Arrivederci Patrick

Fare thee well Patrick. We hardly knew ye. A six-month jaunt in the West Midlands, three goals, a handful of minutes and a rather catchy tune is all Patrick Cutrone will be able to take with him as he heads to his homeland, if not his actual home.

There were high hopes, of course, but this is a young man, whose fragility was evident last season in the comfort of his own surroundings, let alone this year at Wolves which for all intents and purposes is the Planet Zog to a player who has only ever known AC Milan.
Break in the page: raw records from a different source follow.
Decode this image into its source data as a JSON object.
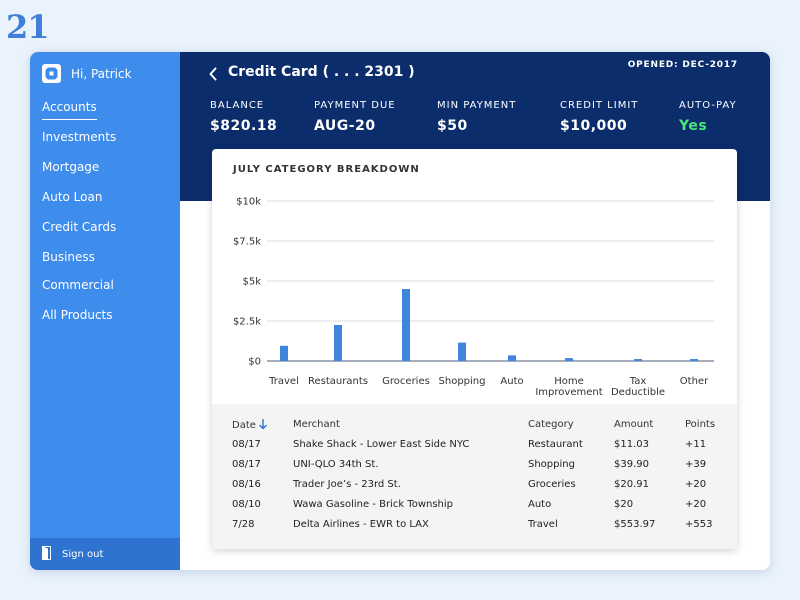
{
  "page_number": "21",
  "colors": {
    "sidebar": "#3e8cec",
    "header": "#0c2d6b",
    "bar": "#3f85dc",
    "autopay": "#46e87a"
  },
  "sidebar": {
    "greeting": "Hi, Patrick",
    "brand_icon": "bank-logo-icon",
    "items": [
      {
        "label": "Accounts",
        "active": true
      },
      {
        "label": "Investments"
      },
      {
        "label": "Mortgage"
      },
      {
        "label": "Auto Loan"
      },
      {
        "label": "Credit Cards"
      },
      {
        "label": "Business"
      },
      {
        "label": "Commercial"
      },
      {
        "label": "All Products"
      }
    ],
    "signout": {
      "label": "Sign out",
      "icon": "door-exit-icon"
    }
  },
  "header": {
    "back_icon": "chevron-left-icon",
    "title": "Credit Card ( . . . 2301 )",
    "opened": "OPENED: DEC-2017",
    "stats": [
      {
        "label": "BALANCE",
        "value": "$820.18"
      },
      {
        "label": "PAYMENT DUE",
        "value": "AUG-20"
      },
      {
        "label": "MIN PAYMENT",
        "value": "$50"
      },
      {
        "label": "CREDIT LIMIT",
        "value": "$10,000"
      },
      {
        "label": "AUTO-PAY",
        "value": "Yes"
      }
    ]
  },
  "breakdown": {
    "title": "JULY CATEGORY BREAKDOWN"
  },
  "chart_data": {
    "type": "bar",
    "title": "JULY CATEGORY BREAKDOWN",
    "categories": [
      "Travel",
      "Restaurants",
      "Groceries",
      "Shopping",
      "Auto",
      "Home Improvement",
      "Tax Deductible",
      "Other"
    ],
    "category_lines": [
      [
        "Travel"
      ],
      [
        "Restaurants"
      ],
      [
        "Groceries"
      ],
      [
        "Shopping"
      ],
      [
        "Auto"
      ],
      [
        "Home",
        "Improvement"
      ],
      [
        "Tax",
        "Deductible"
      ],
      [
        "Other"
      ]
    ],
    "values": [
      950,
      2250,
      4500,
      1150,
      350,
      180,
      120,
      120
    ],
    "ylim": [
      0,
      10000
    ],
    "yticks": [
      0,
      2500,
      5000,
      7500,
      10000
    ],
    "ytick_labels": [
      "$0",
      "$2.5k",
      "$5k",
      "$7.5k",
      "$10k"
    ],
    "grid": true,
    "xlabel": "",
    "ylabel": ""
  },
  "transactions": {
    "headers": {
      "date": "Date",
      "merchant": "Merchant",
      "category": "Category",
      "amount": "Amount",
      "points": "Points"
    },
    "sort_icon": "arrow-down-icon",
    "rows": [
      {
        "date": "08/17",
        "merchant": "Shake Shack - Lower East Side NYC",
        "category": "Restaurant",
        "amount": "$11.03",
        "points": "+11"
      },
      {
        "date": "08/17",
        "merchant": "UNI-QLO 34th St.",
        "category": "Shopping",
        "amount": "$39.90",
        "points": "+39"
      },
      {
        "date": "08/16",
        "merchant": "Trader Joe’s - 23rd St.",
        "category": "Groceries",
        "amount": "$20.91",
        "points": "+20"
      },
      {
        "date": "08/10",
        "merchant": "Wawa Gasoline - Brick Township",
        "category": "Auto",
        "amount": "$20",
        "points": "+20"
      },
      {
        "date": "7/28",
        "merchant": "Delta Airlines - EWR to LAX",
        "category": "Travel",
        "amount": "$553.97",
        "points": "+553"
      }
    ]
  }
}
Maybe his reputation preceded him to the extent that we were a bit too expectant. AC Milan is not the pond it once used to be so fishing in there shouldn’t necessarily hold the allure that it does. That said, Cutrone is young, determined and proficient, all attributes he displayed one way or another during his time at Molineux. I still recall the way brought a pass from our other January departure, Jesus Vallejo, under his spell in a way which only a player of significant technical quality can, before setting up Pedro Neto for his first goal versus Pyunik. It was encouraging and exciting. We all love a new centre forward.

But it was not to be. I do believe Cutrone suffered from the team’s own poor form int he early part of the season when he was fielded in a 3-5-2 alongside Jimenez, a role which brought the best out of neither and magnified the teams need for forwards who could carry the ball if we are to play in that shape. He worked and he worked but for a forward who thrives off chances being created for him, he was on a hiding to nothing.
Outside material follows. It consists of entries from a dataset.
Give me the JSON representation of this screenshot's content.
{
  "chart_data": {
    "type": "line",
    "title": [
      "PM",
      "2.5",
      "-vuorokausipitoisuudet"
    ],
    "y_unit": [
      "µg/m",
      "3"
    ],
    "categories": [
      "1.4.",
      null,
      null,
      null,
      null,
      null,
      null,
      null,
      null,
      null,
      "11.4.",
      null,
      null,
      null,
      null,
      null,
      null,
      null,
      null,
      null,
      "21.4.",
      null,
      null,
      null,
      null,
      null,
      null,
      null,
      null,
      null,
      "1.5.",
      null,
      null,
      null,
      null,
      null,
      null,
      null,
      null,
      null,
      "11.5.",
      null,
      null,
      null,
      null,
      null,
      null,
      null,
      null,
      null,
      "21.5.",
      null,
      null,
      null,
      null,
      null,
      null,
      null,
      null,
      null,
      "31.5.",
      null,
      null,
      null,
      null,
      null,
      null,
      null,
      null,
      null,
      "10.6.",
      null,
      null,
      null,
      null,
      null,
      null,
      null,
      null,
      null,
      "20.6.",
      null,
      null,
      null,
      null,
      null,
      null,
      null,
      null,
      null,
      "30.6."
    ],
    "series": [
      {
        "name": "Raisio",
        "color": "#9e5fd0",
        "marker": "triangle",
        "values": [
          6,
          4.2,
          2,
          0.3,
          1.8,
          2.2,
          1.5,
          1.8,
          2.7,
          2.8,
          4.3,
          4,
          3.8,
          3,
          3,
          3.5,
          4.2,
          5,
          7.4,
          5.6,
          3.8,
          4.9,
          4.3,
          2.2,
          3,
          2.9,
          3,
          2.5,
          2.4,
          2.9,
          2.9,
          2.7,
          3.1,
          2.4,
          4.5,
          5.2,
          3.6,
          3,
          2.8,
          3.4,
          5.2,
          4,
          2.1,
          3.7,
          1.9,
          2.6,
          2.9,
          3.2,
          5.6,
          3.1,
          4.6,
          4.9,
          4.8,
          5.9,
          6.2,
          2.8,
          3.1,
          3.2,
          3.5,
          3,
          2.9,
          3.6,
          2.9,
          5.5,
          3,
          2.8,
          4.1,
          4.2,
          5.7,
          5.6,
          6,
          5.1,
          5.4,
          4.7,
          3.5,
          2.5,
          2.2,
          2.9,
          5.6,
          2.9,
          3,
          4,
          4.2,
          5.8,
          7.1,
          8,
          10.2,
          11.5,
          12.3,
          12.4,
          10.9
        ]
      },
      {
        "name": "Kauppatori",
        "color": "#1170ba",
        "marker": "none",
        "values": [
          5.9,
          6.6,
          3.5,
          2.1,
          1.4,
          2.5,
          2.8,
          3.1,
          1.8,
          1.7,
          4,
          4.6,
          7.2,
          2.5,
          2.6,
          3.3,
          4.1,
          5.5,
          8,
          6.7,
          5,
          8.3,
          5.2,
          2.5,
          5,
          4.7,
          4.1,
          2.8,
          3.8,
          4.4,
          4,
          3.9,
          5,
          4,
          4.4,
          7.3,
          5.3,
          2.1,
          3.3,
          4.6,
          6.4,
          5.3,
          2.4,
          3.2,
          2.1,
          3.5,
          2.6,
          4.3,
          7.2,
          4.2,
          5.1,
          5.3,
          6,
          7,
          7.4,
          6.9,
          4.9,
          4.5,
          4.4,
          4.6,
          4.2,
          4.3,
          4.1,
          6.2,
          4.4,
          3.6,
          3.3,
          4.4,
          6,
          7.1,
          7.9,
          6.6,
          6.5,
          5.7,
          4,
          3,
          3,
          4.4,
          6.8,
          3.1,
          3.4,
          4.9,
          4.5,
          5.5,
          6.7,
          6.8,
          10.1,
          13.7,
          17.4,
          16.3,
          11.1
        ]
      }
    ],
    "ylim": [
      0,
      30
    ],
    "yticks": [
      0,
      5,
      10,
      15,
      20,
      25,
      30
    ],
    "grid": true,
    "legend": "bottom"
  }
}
The formation changed and results and performances soon prospered, but this team ain’t big enough for the both of them, with Raul Jimenez the obvious starter in the central striker position and thriving. Cutrone was sidelined and despite Jimenez – a man who until last season had not been the spearhead of an attack over the course of a whole campaign for a number of years – looking visibly tired in a number of games, Cutrone was restricted to very short cameos. He managed to bag in a victory over West Ham, but he was often the lone press in a team happy to sit on a result in the closing stages.

He was seemingly never trusted in the role that Jimenez performs so brilliantly and sadly it seems we’ll never know if he was ever able to do the job. I obviously speak without the benefit of seeing the players train on a daily basis, but it feels like an oversight that he didn’t get a start with Adama Traore and Diogo Jota flying either side of him.
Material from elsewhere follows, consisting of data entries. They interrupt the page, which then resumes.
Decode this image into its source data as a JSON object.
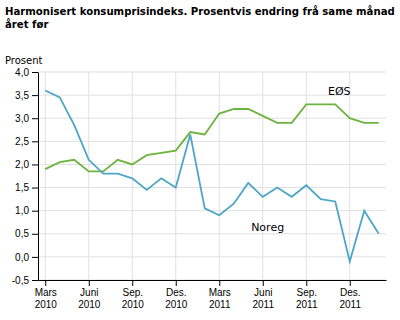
{
  "chart_data": {
    "type": "line",
    "title": "Harmonisert konsumprisindeks. Prosentvis endring frå same månad\nåret før",
    "y_label": "Prosent",
    "categories": [
      "Mars\n2010",
      null,
      null,
      "Juni\n2010",
      null,
      null,
      "Sep.\n2010",
      null,
      null,
      "Des.\n2010",
      null,
      null,
      "Mars\n2011",
      null,
      null,
      "Juni\n2011",
      null,
      null,
      "Sep.\n2011",
      null,
      null,
      "Des.\n2011",
      null,
      null
    ],
    "series": [
      {
        "color": "#6db33f",
        "values": [
          1.9,
          2.05,
          2.1,
          1.85,
          1.85,
          2.1,
          2.0,
          2.2,
          2.25,
          2.3,
          2.7,
          2.65,
          3.1,
          3.2,
          3.2,
          3.05,
          2.9,
          2.9,
          3.3,
          3.3,
          3.3,
          3.0,
          2.9,
          2.9
        ]
      },
      {
        "color": "#4da6c8",
        "values": [
          3.6,
          3.45,
          2.85,
          2.1,
          1.8,
          1.8,
          1.7,
          1.45,
          1.7,
          1.5,
          2.65,
          1.05,
          0.9,
          1.15,
          1.6,
          1.3,
          1.5,
          1.3,
          1.55,
          1.25,
          1.2,
          -0.1,
          1.0,
          0.5
        ]
      }
    ],
    "ylim": [
      -0.5,
      4.0
    ],
    "yticks": [
      {
        "value": -0.5,
        "label": "-0,5"
      },
      {
        "value": 0.0,
        "label": "0,0"
      },
      {
        "value": 0.5,
        "label": "0,5"
      },
      {
        "value": 1.0,
        "label": "1,0"
      },
      {
        "value": 1.5,
        "label": "1,5"
      },
      {
        "value": 2.0,
        "label": "2,0"
      },
      {
        "value": 2.5,
        "label": "2,5"
      },
      {
        "value": 3.0,
        "label": "3,0"
      },
      {
        "value": 3.5,
        "label": "3,5"
      },
      {
        "value": 4.0,
        "label": "4,0"
      }
    ],
    "grid": true,
    "annotations": [
      {
        "text": "EØS",
        "x": 19.5,
        "y": 3.5
      },
      {
        "text": "Noreg",
        "x": 14.2,
        "y": 0.55
      }
    ]
  }
}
At which point you have to look at the business Wolves have done recently and come to some sort of conclusion. If you look at the current best XI – Patricio, Dendoncker, Coady, Boly, Doherty, Neves, Moutinho, Jonny, Traore, Jimenez, Jota – they were all in situ at the start of last season. That Traore and Dendoncker took so long to acclimatise is just part and parcel of Nuno’s ways, but perhaps in Cutrone’s case he just wasn’t prepared to be as patient as those two. He and Vallejo are now both in the departures lounge leaving Pedro Neto as the only first team addition to have had any positive impact since last summer.

We enter a third transfer window since then at a crossroads. Mid-season signings can make or break a team: for every Christophe Dugarry at Blues, there’s a Tino Asprilla at Newcastle United. One thing we can rest assured is that Nuno will leave no stone unturned in his quest to make a good signing. Whether they then turn out how he would hope is a different matter altogether.